Diary of Charles Francis Adams, volume 7
1838-01-01
The morning was cloudy but without rain. I felt as I have of late inclined upon the occasion to feel a gentle sense of melancholy that the active period of life is passing with me, although less mingled than it has been with any sense of inertness on my part in making use of my advantages. During the past year I have done something towards earning for myself a reputation somewhat on a footing with that of those who have preceded me. And although my exertions receive no adventitious aid and experience much insidious hostility, they have not failed of their great purpose, the winning for me the good opinion of those whose good opinion is worth mentioning.

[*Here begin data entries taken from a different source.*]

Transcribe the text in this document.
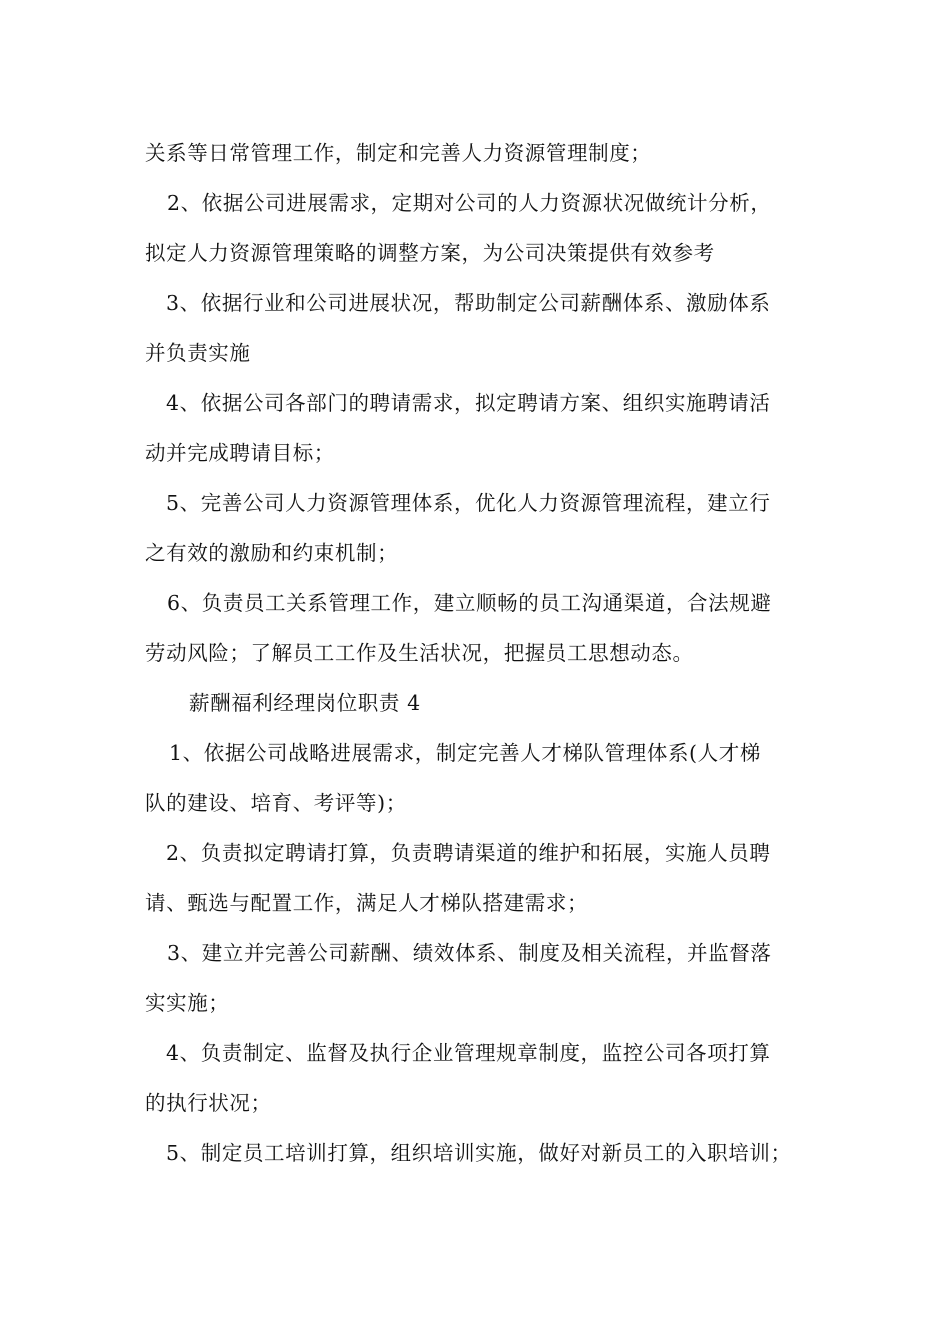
关系等日常管理工作，制定和完善人力资源管理制度；
2、依据公司进展需求，定期对公司的人力资源状况做统计分析，
拟定人力资源管理策略的调整方案，为公司决策提供有效参考
3、依据行业和公司进展状况，帮助制定公司薪酬体系、激励体系
并负责实施
4、依据公司各部门的聘请需求，拟定聘请方案、组织实施聘请活
动并完成聘请目标；
5、完善公司人力资源管理体系，优化人力资源管理流程，建立行
之有效的激励和约束机制；
6、负责员工关系管理工作，建立顺畅的员工沟通渠道，合法规避
劳动风险；了解员工工作及生活状况，把握员工思想动态。
薪酬福利经理岗位职责 4
1、依据公司战略进展需求，制定完善人才梯队管理体系(人才梯
队的建设、培育、考评等)；
2、负责拟定聘请打算，负责聘请渠道的维护和拓展，实施人员聘
请、甄选与配置工作，满足人才梯队搭建需求；
3、建立并完善公司薪酬、绩效体系、制度及相关流程，并监督落
实实施；
4、负责制定、监督及执行企业管理规章制度，监控公司各项打算
的执行状况；
5、制定员工培训打算，组织培训实施，做好对新员工的入职培训；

At home I have been blessed as ever, with uncommon good health among the members of my family, and with an escape from the cares and anxieties of the period to an extent which considering the nature of my undertaking at the outset is certainly worthy of reflection with increased reliance upon a divine providence which has ever been merciful to me and mine.

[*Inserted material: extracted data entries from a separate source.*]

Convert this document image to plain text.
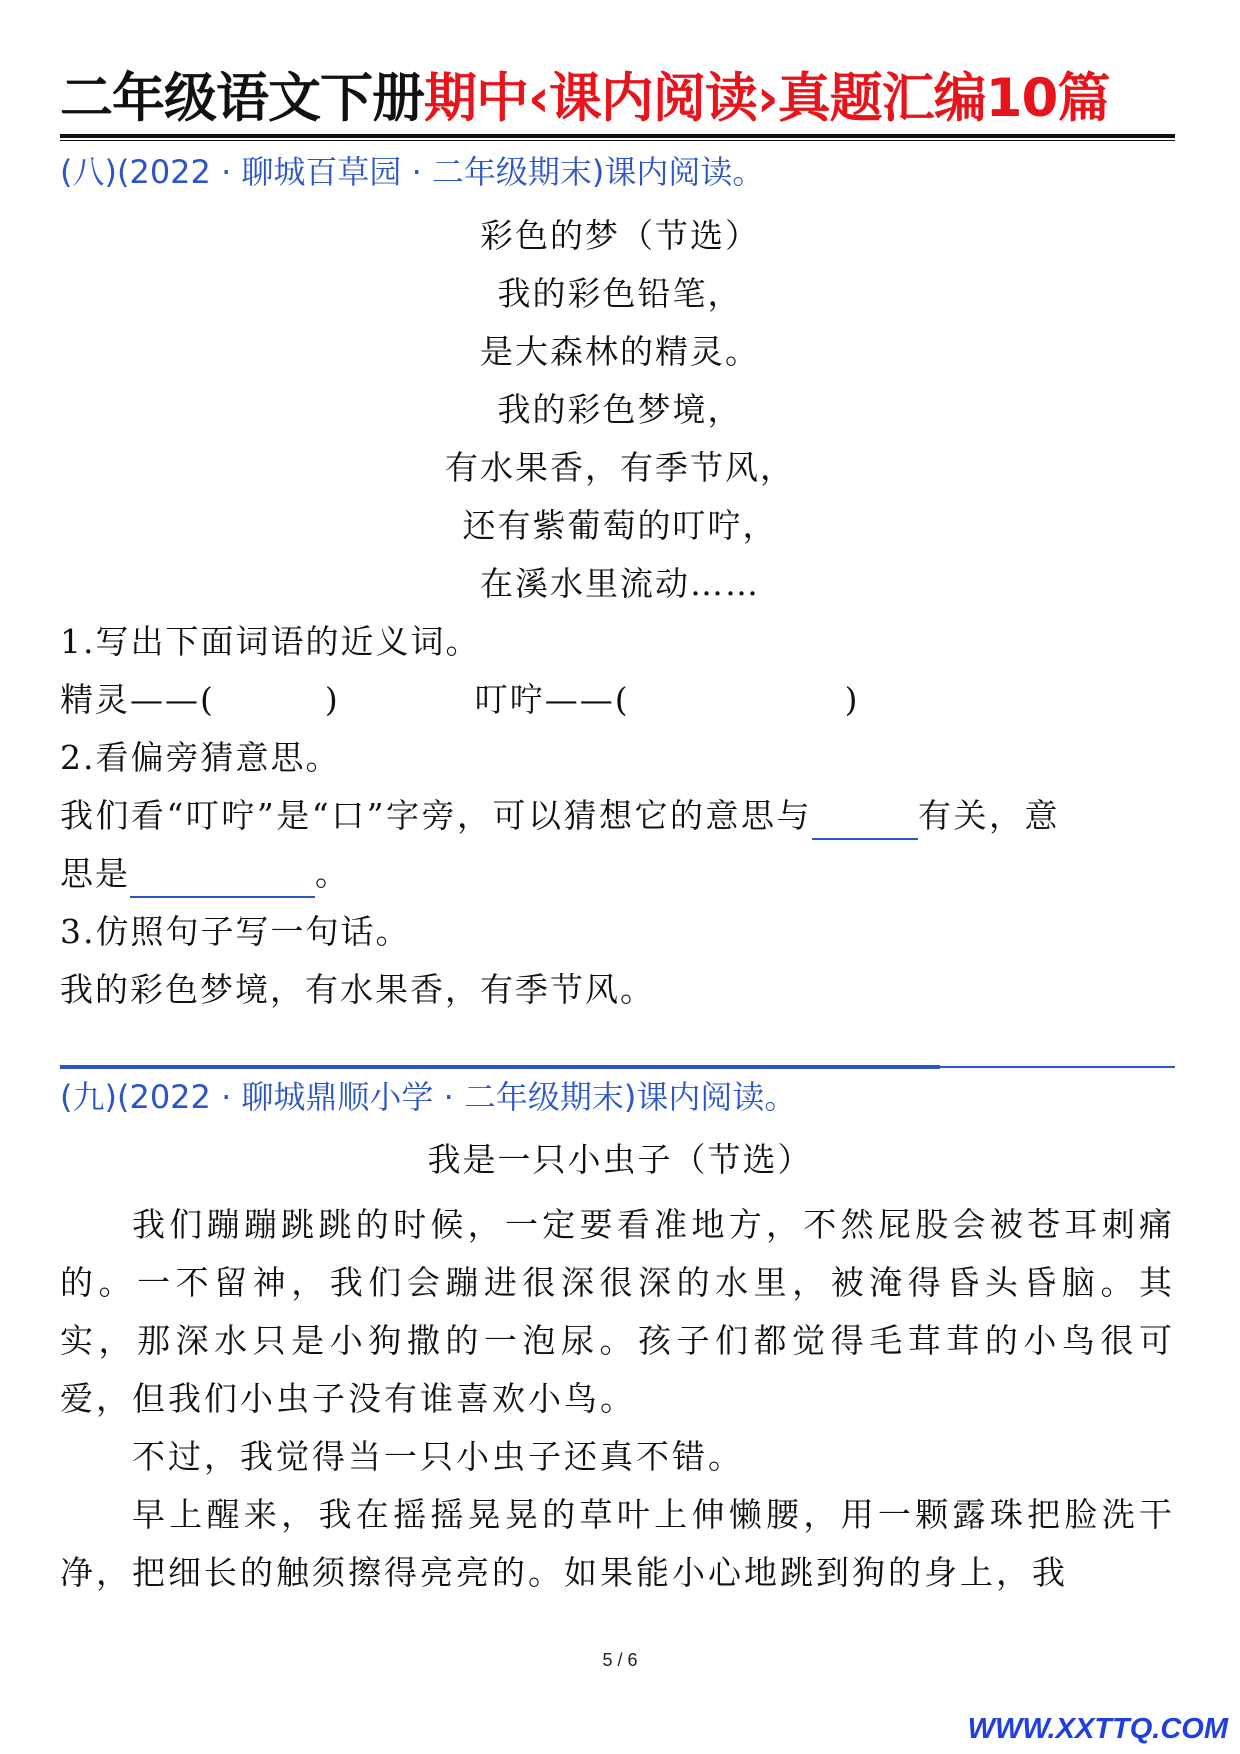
二年级语文下册期中‹课内阅读›真题汇编10篇
(八)(2022 · 聊城百草园 · 二年级期末)课内阅读。
彩色的梦（节选）
我的彩色铅笔，
是大森林的精灵。
我的彩色梦境，
有水果香，有季节风，
还有紫葡萄的叮咛，
在溪水里流动……
1.写出下面词语的近义词。
精灵——(	)	叮咛——(	)
2.看偏旁猜意思。
我们看“叮咛”是“口”字旁，可以猜想它的意思与	有关，意
思是	。
3.仿照句子写一句话。
我的彩色梦境，有水果香，有季节风。
(九)(2022 · 聊城鼎顺小学 · 二年级期末)课内阅读。
我是一只小虫子（节选）

我们蹦蹦跳跳的时候，一定要看准地方，不然屁股会被苍耳刺痛的。一不留神，我们会蹦进很深很深的水里，被淹得昏头昏脑。其实，那深水只是小狗撒的一泡尿。孩子们都觉得毛茸茸的小鸟很可爱，但我们小虫子没有谁喜欢小鸟。

不过，我觉得当一只小虫子还真不错。

早上醒来，我在摇摇晃晃的草叶上伸懒腰，用一颗露珠把脸洗干净，把细长的触须擦得亮亮的。如果能小心地跳到狗的身上，我

5 / 6
WWW.XXTTQ.COM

The day brought it’s usual number of little remembrances to the children with which they were gratified though not today so satiated as to react disagreeably upon themselves. I went to the Office where I was occupied in packing off my pamphlet and in Accounts. But these latter, I hope are not quite so numerous as they have usually been for I have taken pains to reduce them as much as possible. Home to read Herodotus. Afternoon at home reading the Correspondance which was more amusing again, but I feel a little ashamed to lounge so much. Perhaps there is no greater luxury than light literature, and yet no intellectual occupation attended with less profit.
Evening to Governor Everett’s in order to attend a small party given to Madame Caradori. There might have been thirty or forty there. Principally neighbors although without any very obvious principle of selection. There was singing by Miss Grant, Miss Bradbury, Mrs. Derby and by Madame Caradori—the latter of course the only one worth hearing. She sung a piece from the Tasso of Donizetti which was beautiful. Her singing is particularly charming. There is a perfec-373tion in her roulades which is not often found in the most accomplished performers. At Supper, I. P. Davis spoke to me of my Pamphlet, said Nathan Appleton had read it and approved of every sentiment. Perhaps he is as good a judge as we have. And I have no cause to be ashamed of my production. Home at eleven.